B6.4 - Optical Measurement of the Thickness of an Individual Layer in a Plastic Multilayer Compound

SENSOR+TEST Conferences 2011
2011-06-07 - 2011-06-09
Proceedings SENSOR 2011
B6 - Dimensional Measurement
W. Weber, D. Plohmann - Sensorik-Bayern GmbH, Regensburg (Germany), M. Huber, H. Steigerwald - Strategische Partnerschaft für Sensorik e.V., Regensburg (Germany)
321 - 322


In plastic multilayer compounds the functionality of the system is often provided by a single functional layer. The materials used for these functional layers often are comparatively expensive, which makes it desirable to have these layers as thin as possible.
The pipe extrusion method is the standard manufacturing technique for production of multilayer plastic pipes. To be safe, the functional layer is deposited with significantly higher thickness than actually required. This procedure causes a significantly higher material and financial effort. Currently no available sensor can selectively measure the thickness of the single layers. Here, we present an optical solution to this problem. It is based on the absorption principle. While plastics cannot be distinguished using standard, their absorption spectra often are significantly different. The corresponding absorption spectra mainly depend on the molecular consistency of the substance. The operating frequency is chosen in a way that the absorption of the functional layer is significantly higher than the absorption of the other layers at that frequency.

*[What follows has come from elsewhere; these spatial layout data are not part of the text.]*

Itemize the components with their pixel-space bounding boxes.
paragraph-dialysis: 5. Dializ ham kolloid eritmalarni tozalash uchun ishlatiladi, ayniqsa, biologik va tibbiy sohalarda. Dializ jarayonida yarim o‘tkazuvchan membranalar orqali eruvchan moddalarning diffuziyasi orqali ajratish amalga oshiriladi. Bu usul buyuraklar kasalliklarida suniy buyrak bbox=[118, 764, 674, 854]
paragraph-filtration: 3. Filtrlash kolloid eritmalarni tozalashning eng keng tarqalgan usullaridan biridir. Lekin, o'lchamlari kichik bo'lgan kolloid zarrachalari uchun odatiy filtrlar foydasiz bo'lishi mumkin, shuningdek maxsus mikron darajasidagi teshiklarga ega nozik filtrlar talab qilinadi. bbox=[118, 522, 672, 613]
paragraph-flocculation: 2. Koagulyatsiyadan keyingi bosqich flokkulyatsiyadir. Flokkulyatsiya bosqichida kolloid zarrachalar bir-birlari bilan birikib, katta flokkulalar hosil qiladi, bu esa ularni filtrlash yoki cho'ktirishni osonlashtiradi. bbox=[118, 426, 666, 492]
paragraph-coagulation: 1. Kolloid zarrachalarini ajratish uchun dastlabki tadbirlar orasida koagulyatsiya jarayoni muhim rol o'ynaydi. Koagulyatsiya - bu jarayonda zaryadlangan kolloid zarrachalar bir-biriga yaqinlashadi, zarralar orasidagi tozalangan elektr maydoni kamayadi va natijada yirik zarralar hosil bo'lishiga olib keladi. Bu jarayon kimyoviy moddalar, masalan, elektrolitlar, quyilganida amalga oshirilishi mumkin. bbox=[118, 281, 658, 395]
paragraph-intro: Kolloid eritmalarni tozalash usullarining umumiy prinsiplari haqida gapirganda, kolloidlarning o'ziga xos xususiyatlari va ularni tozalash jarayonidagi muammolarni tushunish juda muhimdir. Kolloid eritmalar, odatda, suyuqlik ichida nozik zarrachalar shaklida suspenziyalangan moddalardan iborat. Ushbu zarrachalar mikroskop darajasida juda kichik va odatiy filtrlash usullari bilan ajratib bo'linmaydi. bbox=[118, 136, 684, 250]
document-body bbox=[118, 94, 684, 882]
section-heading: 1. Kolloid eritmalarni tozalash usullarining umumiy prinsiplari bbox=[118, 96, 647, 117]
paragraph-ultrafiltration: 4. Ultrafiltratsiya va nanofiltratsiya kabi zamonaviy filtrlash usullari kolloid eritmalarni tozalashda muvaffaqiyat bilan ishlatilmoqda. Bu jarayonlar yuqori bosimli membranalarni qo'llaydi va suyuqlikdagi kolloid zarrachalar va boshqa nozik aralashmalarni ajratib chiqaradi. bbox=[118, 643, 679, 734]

Certain operating frequencies may require the use of extraordinary optical sources like quantum cascade or distributed feedback laser sources for this technique to work. Our solution is designed for the quality management process of conventional multilayer compounds like floor heating pipes. Thickness deviations of the monitored layer can be detected during the pipe extrusion process, therefore making it no longer necessary to apply excessively thick layers of the expensive functional material without compromising the quality of the product.